Choć władze państwa żydowskiego w zdecydowany sposób potępiły atak na Latrun, spadła na nie fala krytyki. Czołowy palestyński działacz polityczny Saeb Erekat powiedział, że Izrael przymyka oko na podobne incydenty i nie pali się do łapania wandali. W bardzo ostrym tonie wypowiadają się także przedstawiciele społeczności chrześcijańskiej.
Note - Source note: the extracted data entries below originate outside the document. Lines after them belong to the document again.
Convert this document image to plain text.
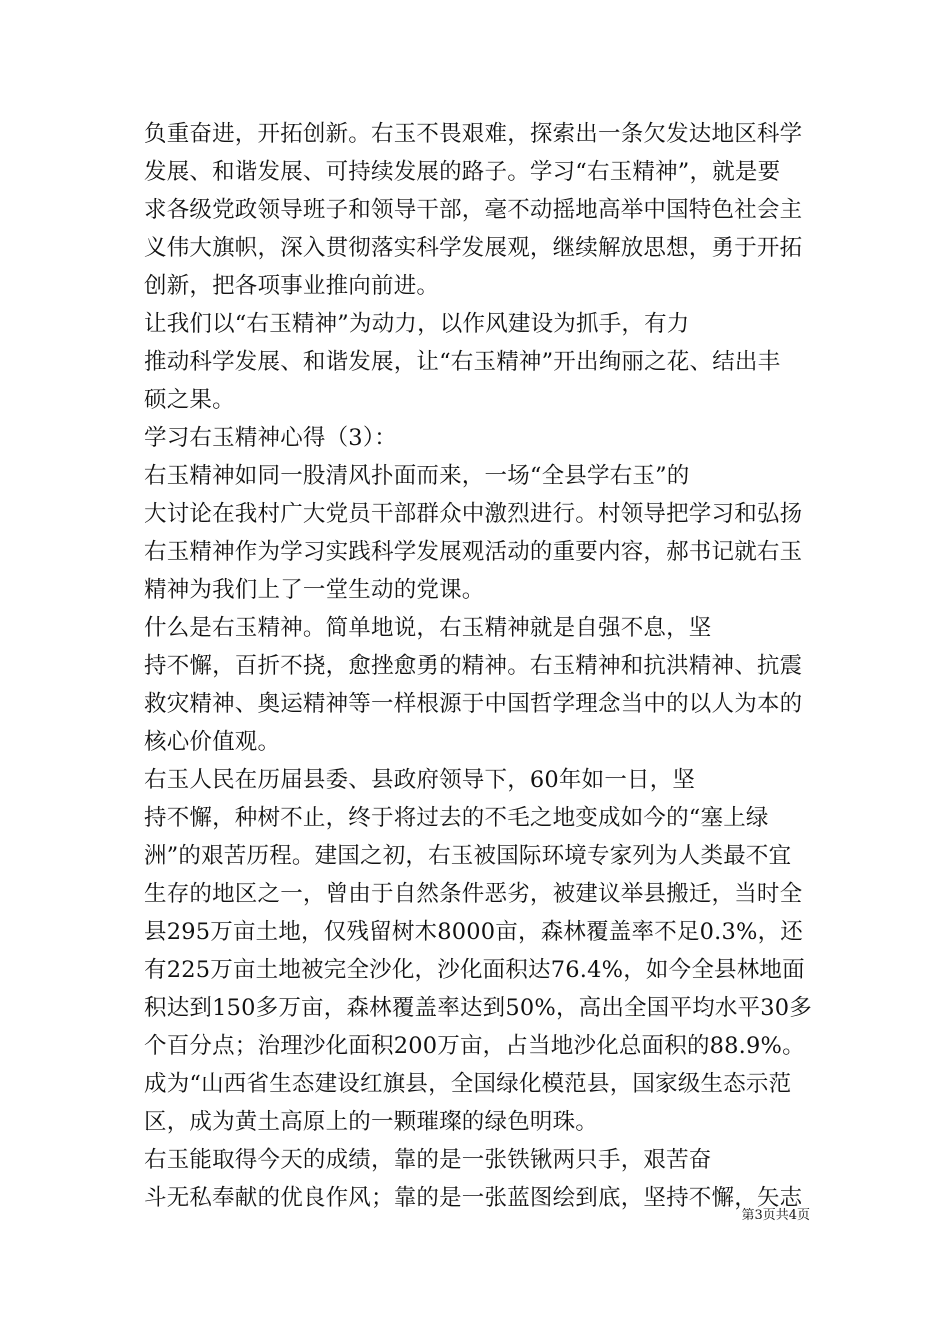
负重奋进，开拓创新。右玉不畏艰难，探索出一条欠发达地区科学
发展、和谐发展、可持续发展的路子。学习“右玉精神”，就是要
求各级党政领导班子和领导干部，毫不动摇地高举中国特色社会主
义伟大旗帜，深入贯彻落实科学发展观，继续解放思想，勇于开拓
创新，把各项事业推向前进。
让我们以“右玉精神”为动力，以作风建设为抓手，有力
推动科学发展、和谐发展，让“右玉精神”开出绚丽之花、结出丰
硕之果。
学习右玉精神心得（3）：
右玉精神如同一股清风扑面而来，一场“全县学右玉”的
大讨论在我村广大党员干部群众中激烈进行。村领导把学习和弘扬
右玉精神作为学习实践科学发展观活动的重要内容，郝书记就右玉
精神为我们上了一堂生动的党课。
什么是右玉精神。简单地说，右玉精神就是自强不息，坚
持不懈，百折不挠，愈挫愈勇的精神。右玉精神和抗洪精神、抗震
救灾精神、奥运精神等一样根源于中国哲学理念当中的以人为本的
核心价值观。
右玉人民在历届县委、县政府领导下，60年如一日，坚
持不懈，种树不止，终于将过去的不毛之地变成如今的“塞上绿
洲”的艰苦历程。建国之初，右玉被国际环境专家列为人类最不宜
生存的地区之一，曾由于自然条件恶劣，被建议举县搬迁，当时全
县295万亩土地，仅残留树木8000亩，森林覆盖率不足0.3%，还
有225万亩土地被完全沙化，沙化面积达76.4%，如今全县林地面
积达到150多万亩，森林覆盖率达到50%，高出全国平均水平30多
个百分点；治理沙化面积200万亩，占当地沙化总面积的88.9%。
成为“山西省生态建设红旗县，全国绿化模范县，国家级生态示范
区，成为黄土高原上的一颗璀璨的绿色明珠。
右玉能取得今天的成绩，靠的是一张铁锹两只手，艰苦奋
斗无私奉献的优良作风；靠的是一张蓝图绘到底，坚持不懈，矢志
第3页共4页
– Jeśli Żydzi oczekują szacunku, powinni go okazywać również innym – powiedział kustosz Ziemi Świętej ojciec Pierbattista Pizzaballa, który jest specjalnym wysłannikiem Watykanu do opieki nad miejscami świętymi. Napisał on nawet list do prezydenta Szymona Peresa, w którym stwierdził, że nasilenie antychrześcijańskich incydentów w ostatnim czasie jest tak duże, że władze Izraela powinny podjąć zdecydowane środki.
Izraelczycy starają się jednak uspokoić nastroje i zapewniają, że kontrolują sytuację. – Chrześcijanie są u nas bezpieczni. Polscy pielgrzymi mogą przyjeżdżać bez obaw do Ziemi Świętej – powiedział „Rz” Nir Hasson, dziennikarz „Haarec” specjalizujący się w sprawach religijnych. – Podobne wybryki to dzieło radykalnie nastawionych wyrostków. Chuligani są jednak na całym świecie – dodał.